昨日、私が受講しているBHGAPプログラムが始まりました。

Berkeley Haas Global Access Program | Home

(HPがだいぶださくなっている・・・)

オリエンテーションとして、丸一日を使ったわけですが、キャンパスに関わるインフォメーションに始まり、ケーススタディ模擬授業、キャンパスハイキングと初日にしてはなかなかの行動量(&speaking)を求められ、少々ハード。キャンパスハイキングはコミュニケーションをとる上ですごく良い機会だったな。沈黙を恐れるところがあるなーと自分に反省しながらも、手を上げてきちんと自分の意見を言うということはクリアできた。もったいないから、記憶に残ったことを少し残そう。

 

1. そもそも「BHGAPプログラム」とは?

 

UC Berkeleyとはアメリカの州が運営する日本でいうと国公立大学のひとつで、Hass School of Businessの全米7位、世界ランキングは10位(日本の大学は残念ながらランク外)。ランキングが全てではないですが、世界で10位って、とにかくすごいですよね。

rankings.ft.com

 

このプログラムは、年齢経験はばらばら。学部生や院生、プロフェッショナルが各国から集まり共に勉強をしていくというプログラムなのです。期間は最大1年(2semester)でもし希望する場合は、OPTという仕事をするためのビザ1年分を発行してくれるというプログラムになっています。私がこのプログラムを応募したのは以下の3つが最大の理由。
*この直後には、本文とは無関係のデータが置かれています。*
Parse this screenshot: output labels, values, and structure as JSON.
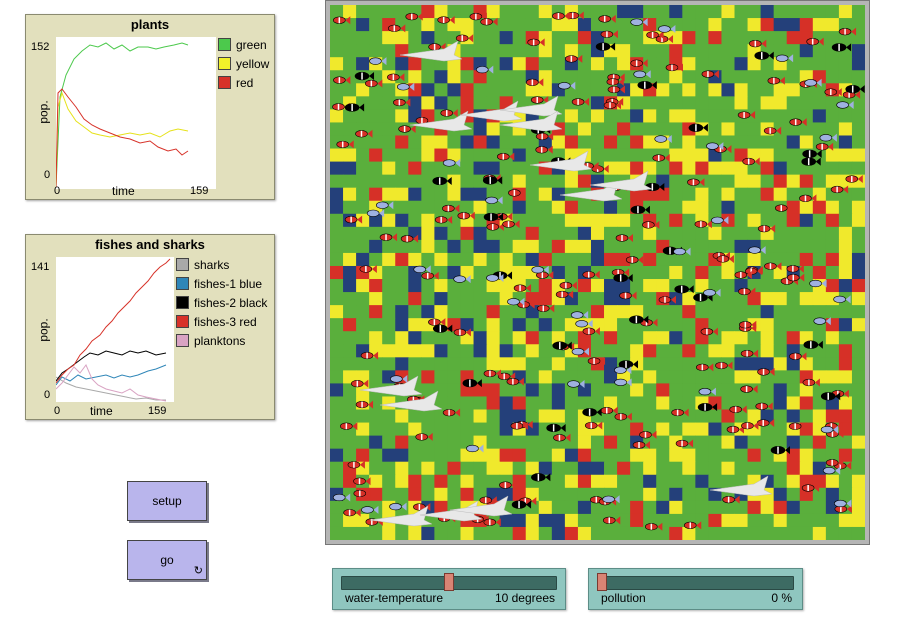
{
  "plants_plot": {
    "title": "plants",
    "ylabel": "pop.",
    "xlabel": "time",
    "ymax": "152",
    "ymin": "0",
    "xmin": "0",
    "xmax": "159",
    "legend": [
      {
        "label": "green",
        "color": "#4cc94c"
      },
      {
        "label": "yellow",
        "color": "#f1f12a"
      },
      {
        "label": "red",
        "color": "#d73229"
      }
    ]
  },
  "fish_plot": {
    "title": "fishes and sharks",
    "ylabel": "pop.",
    "xlabel": "time",
    "ymax": "141",
    "ymin": "0",
    "xmin": "0",
    "xmax": "159",
    "legend": [
      {
        "label": "sharks",
        "color": "#a9a9a9"
      },
      {
        "label": "fishes-1 blue",
        "color": "#2f86b8"
      },
      {
        "label": "fishes-2 black",
        "color": "#000000"
      },
      {
        "label": "fishes-3 red",
        "color": "#d73229"
      },
      {
        "label": "planktons",
        "color": "#d9a3c3"
      }
    ]
  },
  "buttons": {
    "setup": "setup",
    "go": "go",
    "forever_icon": "↻"
  },
  "sliders": {
    "water_temperature": {
      "name": "water-temperature",
      "value": "10 degrees",
      "position": 0.5
    },
    "pollution": {
      "name": "pollution",
      "value": "0 %",
      "position": 0.0
    }
  },
  "colors": {
    "patch_green": "#5aaf3c",
    "patch_yellow": "#f0e92c",
    "patch_red": "#d63027",
    "patch_navy": "#24407a"
  }
}
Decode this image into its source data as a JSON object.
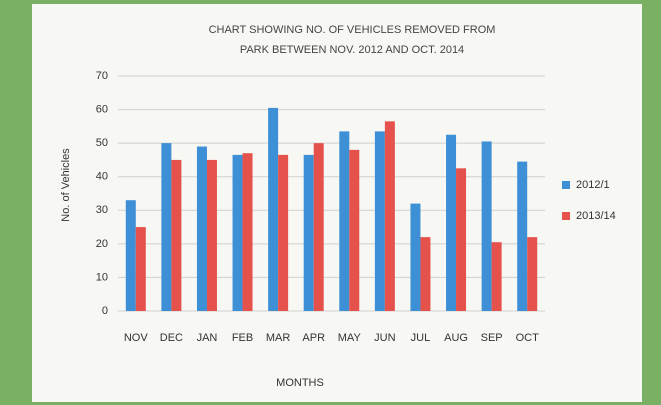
{
  "chart_data": {
    "type": "bar",
    "title": [
      "CHART SHOWING NO. OF VEHICLES REMOVED FROM",
      "PARK BETWEEN NOV. 2012 AND OCT. 2014"
    ],
    "x_label": "MONTHS",
    "y_label": "No. of Vehicles",
    "categories": [
      "NOV",
      "DEC",
      "JAN",
      "FEB",
      "MAR",
      "APR",
      "MAY",
      "JUN",
      "JUL",
      "AUG",
      "SEP",
      "OCT"
    ],
    "series": [
      {
        "name": "2012/1",
        "color": "#3d8fd6",
        "values": [
          33,
          50,
          49,
          46.5,
          60.5,
          46.5,
          53.5,
          53.5,
          32,
          52.5,
          50.5,
          44.5
        ]
      },
      {
        "name": "2013/14",
        "color": "#e5524c",
        "values": [
          25,
          45,
          45,
          47,
          46.5,
          50,
          48,
          56.5,
          22,
          42.5,
          20.5,
          22
        ]
      }
    ],
    "ylim": [
      0,
      70
    ],
    "yticks": [
      0,
      10,
      20,
      30,
      40,
      50,
      60,
      70
    ],
    "grid": true,
    "legend": "right"
  }
}
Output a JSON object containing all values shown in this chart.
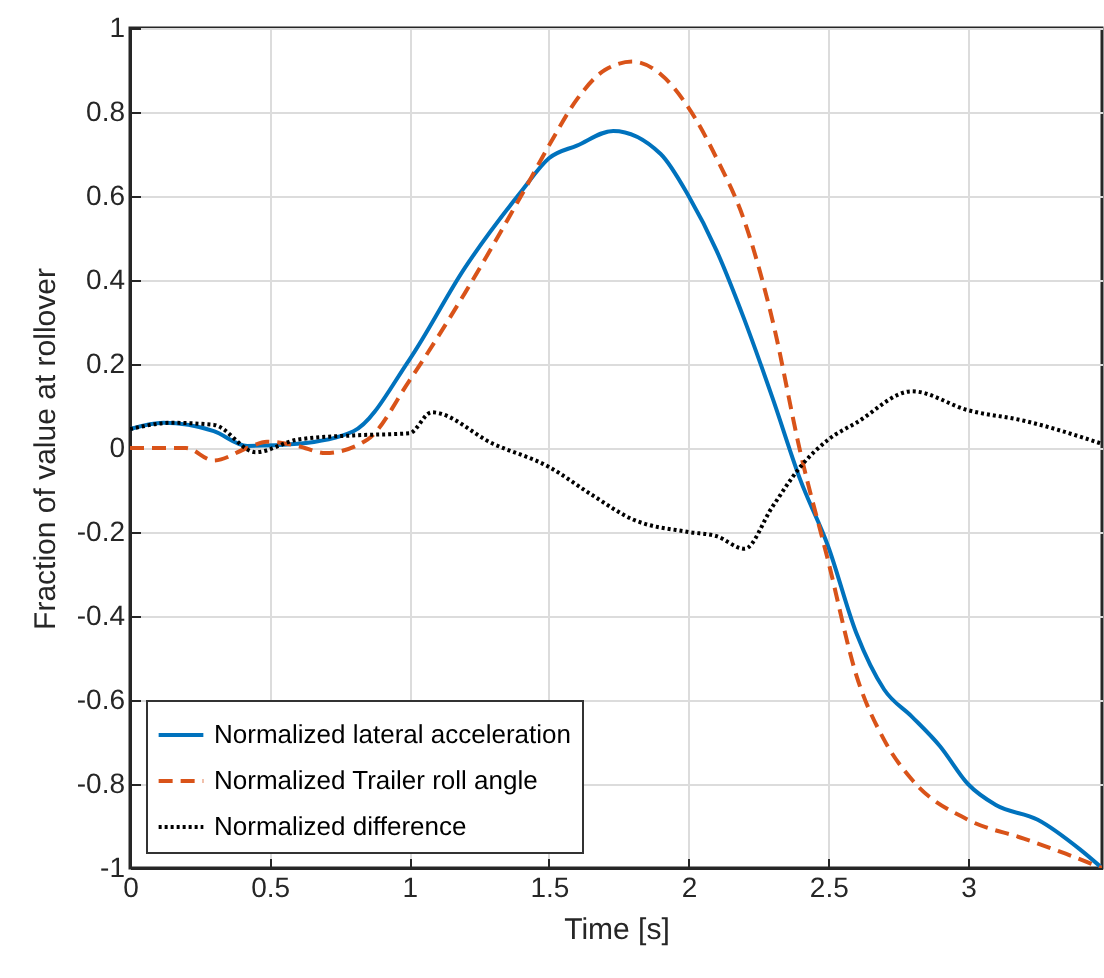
{
  "chart_data": {
    "type": "line",
    "xlabel": "Time [s]",
    "ylabel": "Fraction of value at rollover",
    "xlim": [
      0,
      3.48
    ],
    "xticks": [
      0,
      0.5,
      1,
      1.5,
      2,
      2.5,
      3
    ],
    "ylim": [
      -1,
      1
    ],
    "yticks": [
      -1,
      -0.8,
      -0.6,
      -0.4,
      -0.2,
      0,
      0.2,
      0.4,
      0.6,
      0.8,
      1
    ],
    "grid": true,
    "legend": "bottom left",
    "series": [
      {
        "name": "Normalized lateral acceleration",
        "color": "#0072bd",
        "line_style": "solid",
        "x": [
          0,
          0.12,
          0.3,
          0.42,
          0.6,
          0.8,
          1.0,
          1.2,
          1.4,
          1.5,
          1.6,
          1.73,
          1.9,
          2.0,
          2.1,
          2.2,
          2.3,
          2.4,
          2.5,
          2.6,
          2.7,
          2.8,
          2.9,
          3.0,
          3.1,
          3.25,
          3.4,
          3.48
        ],
        "values": [
          0.045,
          0.06,
          0.04,
          0.005,
          0.01,
          0.04,
          0.21,
          0.43,
          0.61,
          0.69,
          0.72,
          0.755,
          0.7,
          0.6,
          0.47,
          0.305,
          0.12,
          -0.076,
          -0.235,
          -0.44,
          -0.575,
          -0.64,
          -0.71,
          -0.8,
          -0.85,
          -0.885,
          -0.955,
          -1
        ]
      },
      {
        "name": "Normalized Trailer roll angle",
        "color": "#d95319",
        "line_style": "dashed",
        "x": [
          0,
          0.2,
          0.3,
          0.42,
          0.49,
          0.6,
          0.7,
          0.85,
          1.0,
          1.2,
          1.4,
          1.5,
          1.6,
          1.7,
          1.8,
          1.9,
          2.0,
          2.1,
          2.2,
          2.3,
          2.4,
          2.5,
          2.6,
          2.7,
          2.8,
          3.0,
          3.2,
          3.35,
          3.48
        ],
        "values": [
          0,
          0,
          -0.03,
          0,
          0.015,
          0.005,
          -0.012,
          0.02,
          0.16,
          0.37,
          0.6,
          0.72,
          0.83,
          0.9,
          0.92,
          0.89,
          0.81,
          0.69,
          0.54,
          0.305,
          -0.01,
          -0.27,
          -0.54,
          -0.695,
          -0.79,
          -0.885,
          -0.93,
          -0.966,
          -1
        ]
      },
      {
        "name": "Normalized difference",
        "color": "#000000",
        "line_style": "dotted",
        "x": [
          0,
          0.15,
          0.3,
          0.45,
          0.6,
          0.8,
          1.0,
          1.08,
          1.3,
          1.5,
          1.65,
          1.8,
          2.0,
          2.1,
          2.2,
          2.3,
          2.4,
          2.5,
          2.6,
          2.8,
          3.0,
          3.2,
          3.48
        ],
        "values": [
          0.045,
          0.06,
          0.055,
          -0.01,
          0.02,
          0.03,
          0.035,
          0.085,
          0.01,
          -0.045,
          -0.11,
          -0.17,
          -0.2,
          -0.21,
          -0.24,
          -0.14,
          -0.045,
          0.02,
          0.06,
          0.135,
          0.09,
          0.065,
          0.01
        ]
      }
    ]
  }
}
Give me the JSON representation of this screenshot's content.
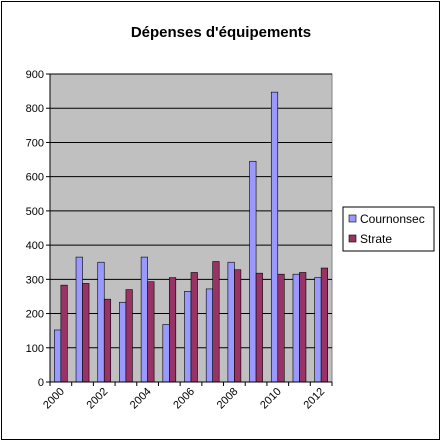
{
  "chart_data": {
    "type": "bar",
    "title": "Dépenses d'équipements",
    "xlabel": "",
    "ylabel": "",
    "ylim": [
      0,
      900
    ],
    "yticks": [
      0,
      100,
      200,
      300,
      400,
      500,
      600,
      700,
      800,
      900
    ],
    "categories": [
      "2000",
      "2001",
      "2002",
      "2003",
      "2004",
      "2005",
      "2006",
      "2007",
      "2008",
      "2009",
      "2010",
      "2011",
      "2012"
    ],
    "x_tick_labels": [
      "2000",
      "",
      "2002",
      "",
      "2004",
      "",
      "2006",
      "",
      "2008",
      "",
      "2010",
      "",
      "2012"
    ],
    "series": [
      {
        "name": "Cournonsec",
        "color": "#9999ff",
        "values": [
          152,
          365,
          350,
          233,
          365,
          168,
          265,
          272,
          350,
          645,
          847,
          315,
          305
        ]
      },
      {
        "name": "Strate",
        "color": "#993366",
        "values": [
          283,
          288,
          242,
          270,
          293,
          305,
          320,
          352,
          328,
          318,
          315,
          320,
          333
        ]
      }
    ],
    "grid": true,
    "plot_background": "#c0c0c0",
    "legend_position": "right"
  }
}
  1. なんといってもHass。カリキュラム・クラス・教授が全て魅力的
  2. 集う仲間がグローバルかつ多様溢れている
  3. 短期で費用はMBAの1/3。応募条件が英語不得意者にとってはKind溢れる

また、シリコンバレーを中心にBay Areaの企業訪問をする機会や、投資家や起業家としての実績のある教授が私たちを囲んでくれます。短期で費用を抑えながら、こちらでのネットワークやビジネス知識をつけたい方にはおすすめなプログラムだと思います。

 

2. Beyond Yourself

 

Berkeley Hass Business Schoolにはfour principlesと呼ばれる学生にこうあってほしい姿みたいなものがあります。

 

haas.berkeley.edu

  • Question the Status Quo(現状を疑おう)
  • Confidence Without Attitude(態度以外で自信を示そう)
  • Students Always(常に生徒でいよう)
  • Beyond yourself(自分の一つ上の目線で考えよう)

シンプルで関連しているようで、これからこの4つを信じて行動してみようと思う。きっと大変な時も、この4つに立ち返ることによってきっとうまくいくはずだ。

 

3. If you don’t risk anything, you risk even more.

 

philosiblog.com

 

どうやら哲学的なお話だそうだ。模擬授業の中で教授がこの言葉を引用した。

訳すと、「リスクを取らないことが最大のリスクだ」ということなんだが、やはり人間。失敗は怖い。

 

  • 自分はチームに貢献できるのだろうか
  • 十分に吟味した結論だろうか
  • 空気を読まない発言をしていないだろうか(バカだと思われたくない、嫌われたくない)
  • 英語、伝わるだろうか。。。

 

そんな言葉にすれば小さなリスクを、現在の自分は大きなリスクにしてしまう。

エゴとの戦いだ。

 

しかし教授はそんな「恐怖」に対してこう言った。

 

「We can learn from each other(私たちは、他人から学ぶことができる)」

 

どちらかといえば、チームワークは苦手な自分は、チームを思いやる気持ちを持ちながら、自らの意見をバランスよく言っていこう。日本語ではなんでもない議論でも、英語ではプレッシャーがかかる。でも、エゴイストになる必要性は感じないから、小さく小さくチャレンジしてみよう。

 

 

 

Masa

 

 

Chap4: 面接(Interview)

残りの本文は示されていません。